In 1992, researcher Edwin Bierman, MD, described the development of cardiovascular disease in diabetes as a black box. Nearly 20 years later, it is still a black box.
In 1992, researcher Edwin Bierman, MD, described the development of cardiovascular disease in diabetes as a black box. Nearly 20 years later, it is still a black box.
"Atherosclerosis is the major cause of morbidity and mortality in all of our patients with diabetes, whether it is type 1 or type 2,” said Ira Goldberg, MD, professor of medicine, Columbia University Medical Center, speaking to a group at the 70th Scientific Sessions of the American Diabetes Association in Orlando, Fla. "Why does diabetes cause atherosclerosis? I don’t know."
Goldberg examined the state of diabetic cardiovascular disease research during the annual Edwin Bierman Lecture. There is growing evidence that hyperglycemia and hyperlipidemia play key roles in the development of coronary artery disease. There is just as much evidence supporting key roles for hypertension and lipid abnormalities.
One of the basic conundrums is the effect of lowering hemoglobin (Hb) A1c. Reducing HbA1c. has a dramatic and linear effect on microvascular disease, but reduction in macrovascular disease is far less dramatic.
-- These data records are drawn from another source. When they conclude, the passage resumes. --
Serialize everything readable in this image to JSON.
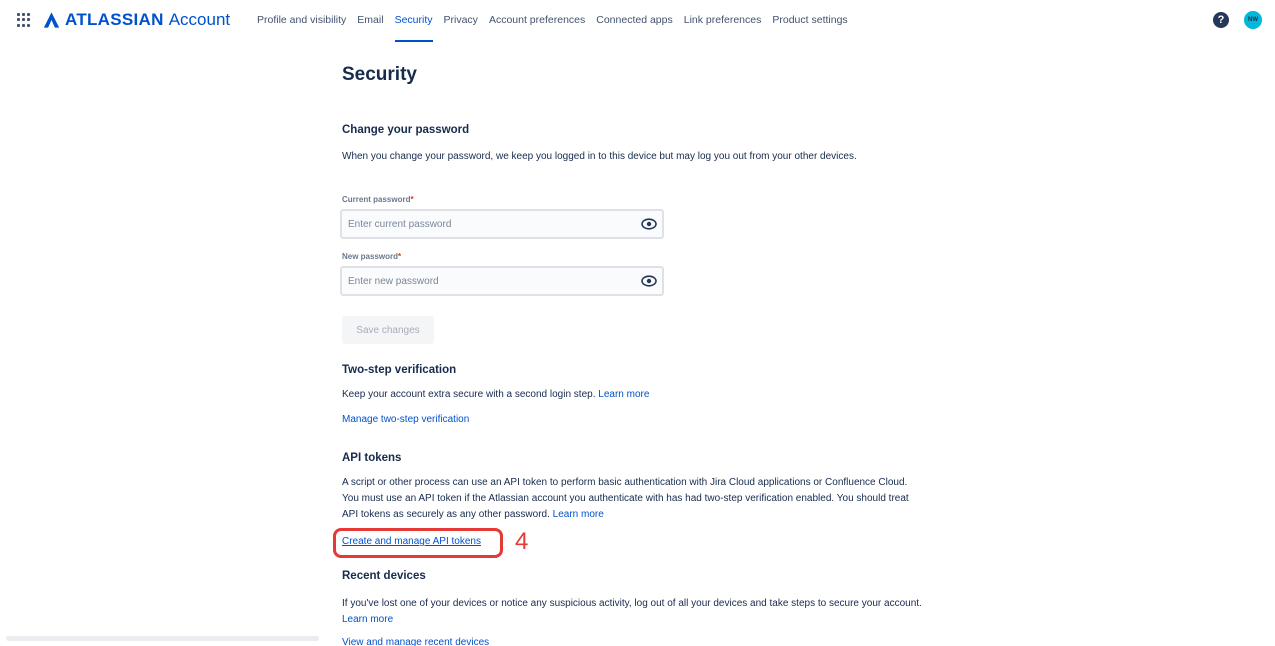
{
  "header": {
    "brand": "ATLASSIAN",
    "product": "Account",
    "tabs": [
      {
        "label": "Profile and visibility"
      },
      {
        "label": "Email"
      },
      {
        "label": "Security"
      },
      {
        "label": "Privacy"
      },
      {
        "label": "Account preferences"
      },
      {
        "label": "Connected apps"
      },
      {
        "label": "Link preferences"
      },
      {
        "label": "Product settings"
      }
    ],
    "active_tab": "Security",
    "help_icon": "?",
    "avatar_initials": "NW"
  },
  "page": {
    "title": "Security"
  },
  "password": {
    "heading": "Change your password",
    "description": "When you change your password, we keep you logged in to this device but may log you out from your other devices.",
    "current_label": "Current password",
    "current_placeholder": "Enter current password",
    "new_label": "New password",
    "new_placeholder": "Enter new password",
    "required_mark": "*",
    "save_label": "Save changes"
  },
  "two_step": {
    "heading": "Two-step verification",
    "description": "Keep your account extra secure with a second login step.",
    "learn_more": "Learn more",
    "manage_link": "Manage two-step verification"
  },
  "api_tokens": {
    "heading": "API tokens",
    "description": "A script or other process can use an API token to perform basic authentication with Jira Cloud applications or Confluence Cloud. You must use an API token if the Atlassian account you authenticate with has had two-step verification enabled. You should treat API tokens as securely as any other password.",
    "learn_more": "Learn more",
    "manage_link": "Create and manage API tokens"
  },
  "recent_devices": {
    "heading": "Recent devices",
    "description": "If you've lost one of your devices or notice any suspicious activity, log out of all your devices and take steps to secure your account.",
    "learn_more": "Learn more",
    "manage_link": "View and manage recent devices"
  },
  "annotation": {
    "step_number": "4",
    "color": "#e53935"
  },
  "colors": {
    "link": "#0052cc",
    "text": "#172b4d",
    "required": "#de350b"
  }
}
The Action to Control Cardiovascular Risk in Diabetes (ACCORD) trial raised more questions. Intensive treatment to lower glucose produced an increase in fatal cardiac events but an ever-larger decline in nonfatal events.
At the same time, altering risk factors by lowering blood pressure and low-density lipoproteins has protective effects on both coronary artery disease and glucose control.
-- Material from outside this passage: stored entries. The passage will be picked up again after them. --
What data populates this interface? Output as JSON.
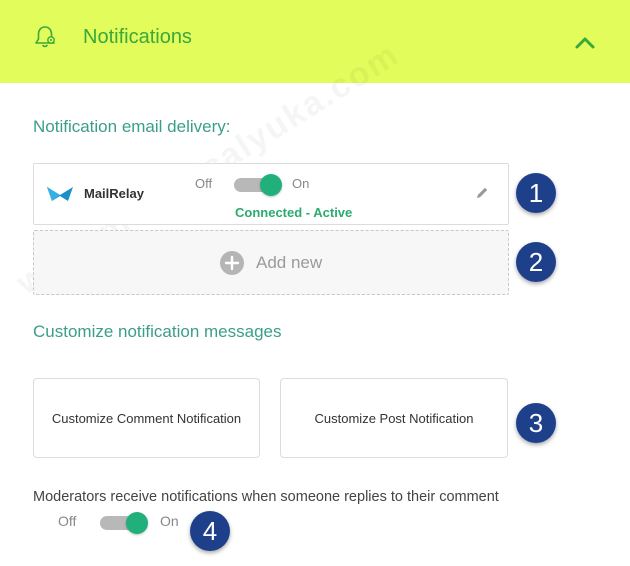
{
  "header": {
    "title": "Notifications",
    "icons": {
      "bell": "bell-gear-icon",
      "collapse": "chevron-up-icon"
    },
    "background": "#e2fc5c",
    "title_color": "#3aa83a"
  },
  "delivery": {
    "section_title": "Notification email delivery:",
    "provider": {
      "name": "MailRelay",
      "icon": "mailrelay-logo",
      "toggle": {
        "off_label": "Off",
        "on_label": "On",
        "state": "on"
      },
      "status": "Connected - Active",
      "edit_icon": "pencil-icon"
    },
    "add_new_label": "Add new"
  },
  "customize": {
    "section_title": "Customize notification messages",
    "buttons": [
      {
        "label": "Customize Comment Notification"
      },
      {
        "label": "Customize Post Notification"
      }
    ]
  },
  "moderators": {
    "text": "Moderators receive notifications when someone replies to their comment",
    "toggle": {
      "off_label": "Off",
      "on_label": "On",
      "state": "on"
    }
  },
  "badges": [
    "1",
    "2",
    "3",
    "4"
  ],
  "colors": {
    "accent": "#21b07c",
    "section_title": "#3b9e8a",
    "badge": "#1e3f8a"
  }
}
Plaque stability and regression are open questions. In the presence of diabetes, arterial plaque becomes less stable. Diabetes also inhibits the regression of plaque that normally occurs when cholesterol levels fall.
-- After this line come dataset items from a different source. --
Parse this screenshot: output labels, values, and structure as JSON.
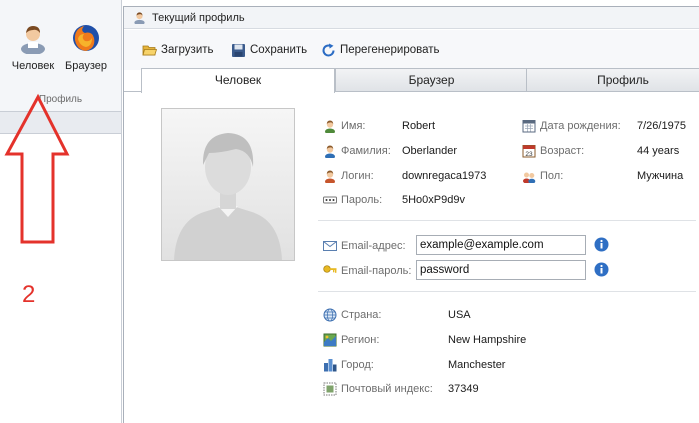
{
  "ribbon": {
    "buttons": [
      {
        "label": "Человек",
        "icon": "person-icon"
      },
      {
        "label": "Браузер",
        "icon": "firefox-icon"
      }
    ],
    "group_label": "Профиль"
  },
  "annotation": {
    "number": "2",
    "color": "#e4322b"
  },
  "window": {
    "title": "Текущий профиль",
    "toolbar": {
      "load_label": "Загрузить",
      "save_label": "Сохранить",
      "regenerate_label": "Перегенерировать"
    },
    "tabs": [
      {
        "label": "Человек",
        "active": true
      },
      {
        "label": "Браузер",
        "active": false
      },
      {
        "label": "Профиль",
        "active": false
      }
    ]
  },
  "person": {
    "first_name_label": "Имя:",
    "first_name": "Robert",
    "last_name_label": "Фамилия:",
    "last_name": "Oberlander",
    "login_label": "Логин:",
    "login": "downregaca1973",
    "password_label": "Пароль:",
    "password": "5Ho0xP9d9v",
    "birth_label": "Дата рождения:",
    "birth": "7/26/1975",
    "age_label": "Возраст:",
    "age": "44 years",
    "sex_label": "Пол:",
    "sex": "Мужчина"
  },
  "email": {
    "address_label": "Email-адрес:",
    "address_value": "example@example.com",
    "password_label": "Email-пароль:",
    "password_value": "password"
  },
  "location": {
    "country_label": "Страна:",
    "country": "USA",
    "region_label": "Регион:",
    "region": "New Hampshire",
    "city_label": "Город:",
    "city": "Manchester",
    "zip_label": "Почтовый индекс:",
    "zip": "37349"
  }
}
Glucose and insulin play roles in atherosclerosis. Insulin alters lipoproteins, mediates inflammation, decreases the size of necrotic cores, and more. Glucose encourages inflammation, among other effects, possibly by altering the balance between Ly-6C hi monocytes, which are proinflammatory, and Ly-6C lo monocytes, which are less inflammatory. Injecting hyperglycemic mice with phlorizin, an antiglucose agent, normalizes glucose levels and restores the normal monocyte balance.
"Glucose itself is toxic," Goldberg said. “We are still sorting out the role of diabetes versus risk factors and still studying alterations in plaque. But atherosclerosis is still a black box. I don’t know why diabetes increases atherosclerosis."